Vitamia, dimmi, che un segno pasquale ci toglie dalla bilancia del dolore e che, dando la mano al vento del sud, la parola si rivela. Vitamia, prendi la luce che fugge e salva la parola in fuga dalla fuga. Baciami via il verso dalle labbra, intessilo delicatamente con la stella naufragata. Azzurro-febbre risplendono le spalle della collina, la notte minaccia la parola che invecchia portata dal vento. Vitamia, ascolta, accanto al pozzo sotto il frassino cantano i serpenti un Dio li adorna di una luce a macchie, e io, vitamia, gli succhierò fuori il veleno dalla bocca. Guarda, la sera mette le ciglia alla viola mammola e coglie piante-di-tenebra dai nostri capelli. Le ombre si affrettano a raggiungere un luogo senza patria, gli spiriti, ingannati dalle nostre palpebre, diventano ciechi.
Poco ha a che fare con gli esseri umani l'aridità della luna. Eppure è lì che fiorisce la verbena del cuore dalle rovine della luce, il giallo pozzo a carrucola dal fuoco lontano. Per giorni e giorni ho corso nella neve, non mi sono riscaldata e nessuno ha mantenuto la parola quando la mia si è infranta sul passo e sul rossore iracondo del cielo. Quando il silenzio ha mutato il mio piede in pietra. Neve, dunque, neve e carne in cui nessun canto soffia la vita, che porterebbe me all'aridità della luna oppure – anche questo -, che potrebbe essere redenta dai coltelli, come ultima consolazione. Ero leggera come un uccello con le penne d'oro, un segno nel vento serale e avvolta nello stupore del bambino. La mia bocca è passata oltre questo tempo felice, non vuole imparare a vedere, quando il giorno la interroga e cerca di afferrare un sorriso. Anche gli angeli, ora, sono diventati ciechi.

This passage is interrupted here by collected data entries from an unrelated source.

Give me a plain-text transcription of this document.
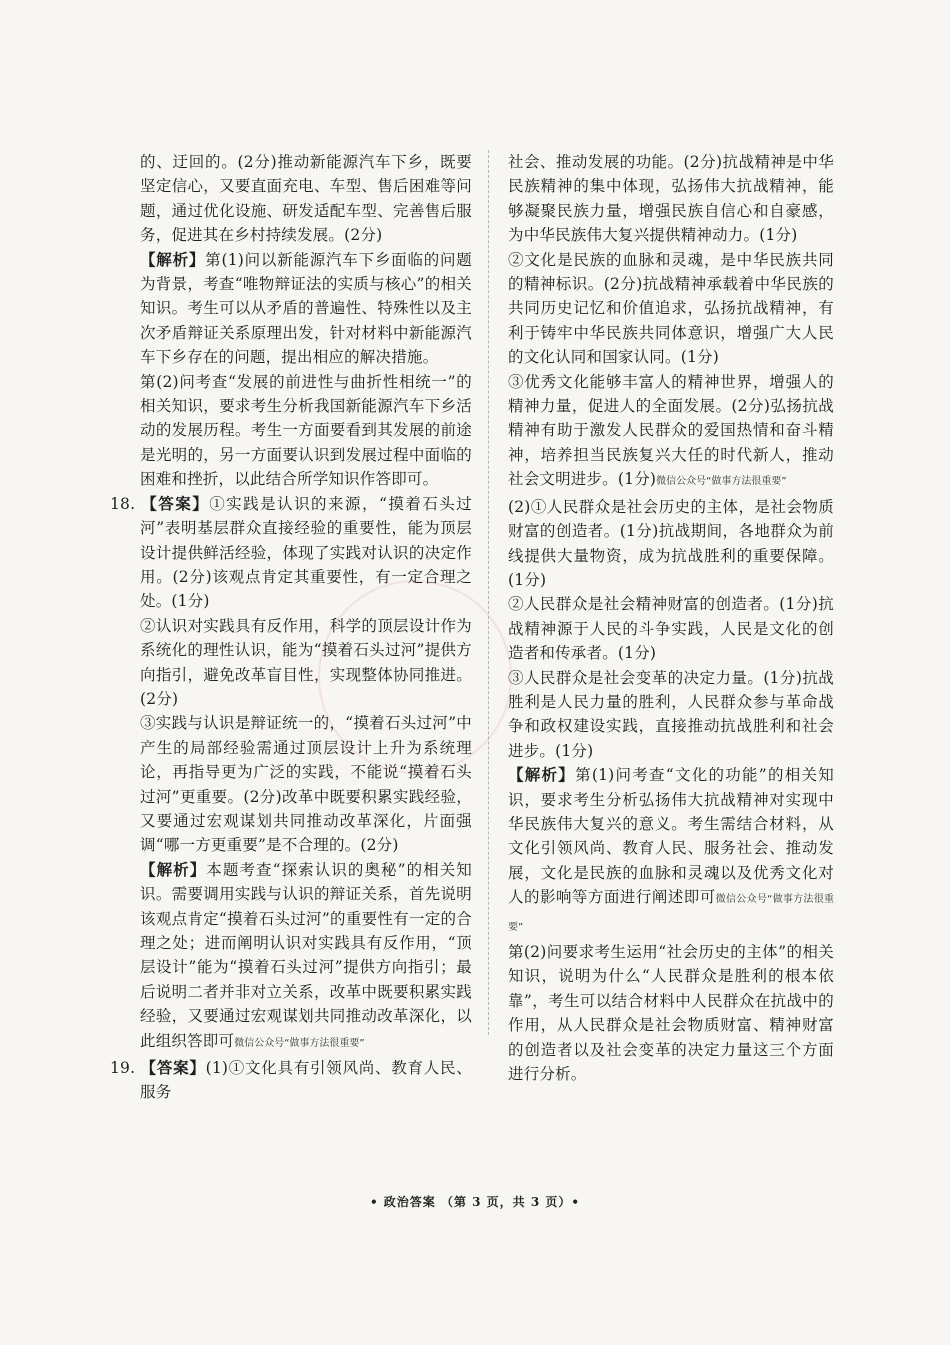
的、迂回的。(2分)推动新能源汽车下乡，既要坚定信心，又要直面充电、车型、售后困难等问题，通过优化设施、研发适配车型、完善售后服务，促进其在乡村持续发展。(2分)

【解析】第(1)问以新能源汽车下乡面临的问题为背景，考查“唯物辩证法的实质与核心”的相关知识。考生可以从矛盾的普遍性、特殊性以及主次矛盾辩证关系原理出发，针对材料中新能源汽车下乡存在的问题，提出相应的解决措施。

第(2)问考查“发展的前进性与曲折性相统一”的相关知识，要求考生分析我国新能源汽车下乡活动的发展历程。考生一方面要看到其发展的前途是光明的，另一方面要认识到发展过程中面临的困难和挫折，以此结合所学知识作答即可。

18. 【答案】①实践是认识的来源，“摸着石头过河”表明基层群众直接经验的重要性，能为顶层设计提供鲜活经验，体现了实践对认识的决定作用。(2分)该观点肯定其重要性，有一定合理之处。(1分)

②认识对实践具有反作用，科学的顶层设计作为系统化的理性认识，能为“摸着石头过河”提供方向指引，避免改革盲目性，实现整体协同推进。(2分)

③实践与认识是辩证统一的，“摸着石头过河”中产生的局部经验需通过顶层设计上升为系统理论，再指导更为广泛的实践，不能说“摸着石头过河”更重要。(2分)改革中既要积累实践经验，又要通过宏观谋划共同推动改革深化，片面强调“哪一方更重要”是不合理的。(2分)

【解析】本题考查“探索认识的奥秘”的相关知识。需要调用实践与认识的辩证关系，首先说明该观点肯定“摸着石头过河”的重要性有一定的合理之处；进而阐明认识对实践具有反作用，“顶层设计”能为“摸着石头过河”提供方向指引；最后说明二者并非对立关系，改革中既要积累实践经验，又要通过宏观谋划共同推动改革深化，以此组织答即可微信公众号“做事方法很重要”

19. 【答案】(1)①文化具有引领风尚、教育人民、服务

社会、推动发展的功能。(2分)抗战精神是中华民族精神的集中体现，弘扬伟大抗战精神，能够凝聚民族力量，增强民族自信心和自豪感，为中华民族伟大复兴提供精神动力。(1分)

②文化是民族的血脉和灵魂，是中华民族共同的精神标识。(2分)抗战精神承载着中华民族的共同历史记忆和价值追求，弘扬抗战精神，有利于铸牢中华民族共同体意识，增强广大人民的文化认同和国家认同。(1分)

③优秀文化能够丰富人的精神世界，增强人的精神力量，促进人的全面发展。(2分)弘扬抗战精神有助于激发人民群众的爱国热情和奋斗精神，培养担当民族复兴大任的时代新人，推动社会文明进步。(1分)微信公众号“做事方法很重要”

(2)①人民群众是社会历史的主体，是社会物质财富的创造者。(1分)抗战期间，各地群众为前线提供大量物资，成为抗战胜利的重要保障。(1分)

②人民群众是社会精神财富的创造者。(1分)抗战精神源于人民的斗争实践，人民是文化的创造者和传承者。(1分)

③人民群众是社会变革的决定力量。(1分)抗战胜利是人民力量的胜利，人民群众参与革命战争和政权建设实践，直接推动抗战胜利和社会进步。(1分)

【解析】第(1)问考查“文化的功能”的相关知识，要求考生分析弘扬伟大抗战精神对实现中华民族伟大复兴的意义。考生需结合材料，从文化引领风尚、教育人民、服务社会、推动发展，文化是民族的血脉和灵魂以及优秀文化对人的影响等方面进行阐述即可微信公众号“做事方法很重要”

第(2)问要求考生运用“社会历史的主体”的相关知识，说明为什么“人民群众是胜利的根本依靠”，考生可以结合材料中人民群众在抗战中的作用，从人民群众是社会物质财富、精神财富的创造者以及社会变革的决定力量这三个方面进行分析。

• 政治答案 （第 3 页，共 3 页）•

Una sera, consacrata con troppa premura, i vitigni fuggono in una felicità lontana dal linguaggio. Davanti alla cascina le ore di pietra, ammucchiate e bianche per via della mano del sole, che le ha coperte. Ora è tempo, fratello, di custodire la stella naufragata, perché nessuno la derida con la bocca tozza. Un grido vuole prendere fiato, il grido sacrificale della selvaggina toglie il cielo alla valle. Buttami la luna, il pane dell'instancabile. Fammi rotolare la stella davanti al sogno risvegliato col canto.